The IPMDA initiative would provide both environmental and security benefits to the region. Identifying China’s fleets would assist in levying faster attribution to their actions – it would support the region in pushing back against the grey-zone incursions into foreign waters and the bullying of local fishing vessels. Chinese ships have even been found not to be engaging in fishing, but instead encouraged financially to operate alongside Chinese law enforcement and military vessels to achieve political objectives in disputed waters.

“Another initiative announced was the opening of a ‘Quad Satellite Data Portal’ that will look to aggregate links to respective national satellite data resources.”

The IPMDA should be strongly welcomed. It provides a substantive and a tangible action beyond the plethora of verbal commitments that emerge from other forums. It also builds on a bilateral agreements made by Quad member countries – it could also provide an avenue for integration with other countries interested in engaging with the Quad.

Another initiative announced at the Tokyo meeting was the opening of a “Quad Satellite Data Portal” that will look to aggregate links to respective national satellite data resources that can support efforts to build disaster resilience against the challenges posed by climate change.

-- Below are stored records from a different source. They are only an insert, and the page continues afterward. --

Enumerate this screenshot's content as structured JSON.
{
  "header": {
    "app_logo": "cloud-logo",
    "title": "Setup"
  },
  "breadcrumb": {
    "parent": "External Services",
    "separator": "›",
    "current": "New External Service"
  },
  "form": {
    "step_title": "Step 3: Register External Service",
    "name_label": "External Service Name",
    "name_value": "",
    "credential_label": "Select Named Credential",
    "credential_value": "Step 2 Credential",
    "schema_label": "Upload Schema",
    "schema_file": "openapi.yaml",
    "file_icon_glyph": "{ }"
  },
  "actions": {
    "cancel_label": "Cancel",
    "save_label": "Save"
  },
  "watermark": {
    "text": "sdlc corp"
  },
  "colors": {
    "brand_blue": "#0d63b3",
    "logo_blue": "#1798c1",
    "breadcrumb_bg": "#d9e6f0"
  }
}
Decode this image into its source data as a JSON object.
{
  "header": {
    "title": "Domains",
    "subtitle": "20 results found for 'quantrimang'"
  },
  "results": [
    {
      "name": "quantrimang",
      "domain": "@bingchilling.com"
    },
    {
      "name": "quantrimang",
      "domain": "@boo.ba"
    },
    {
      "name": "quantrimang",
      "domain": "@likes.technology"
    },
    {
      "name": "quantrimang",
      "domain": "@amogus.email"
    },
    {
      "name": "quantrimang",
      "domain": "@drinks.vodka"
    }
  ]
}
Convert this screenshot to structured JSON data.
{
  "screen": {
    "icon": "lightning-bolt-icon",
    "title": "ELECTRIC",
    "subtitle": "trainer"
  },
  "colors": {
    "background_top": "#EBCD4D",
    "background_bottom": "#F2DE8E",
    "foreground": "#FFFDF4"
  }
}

However, the Quad can do more in the space realm. An opportunity exists to act on its commitment to “consult on norms and guidelines” for space and establish a Quad commitment to ban anti-satellite tests – as unilaterally announced by the United States in April this year. This kind of commitment would support discussions at a new UN Open Ended Working Group that seek to develop new norms for behaviour in space. Such a commitment by the Quad would show the value of “minilateral” mediums which are less constricted than larger groupings.

This story originally appeared on The Interpreter, published by the Lowy Institute for International Policy.

Philip Citowicki

Philip Citowicki is a Non-Resident Fellow at the Pacific Forum and the Executive Officer of the Space Industry Association of Australia (SIAA). He was an adviser to former Australian Foreign Minister Julie Bishop and a former political aide to Australia’s High Commissioner to the United Kingdom.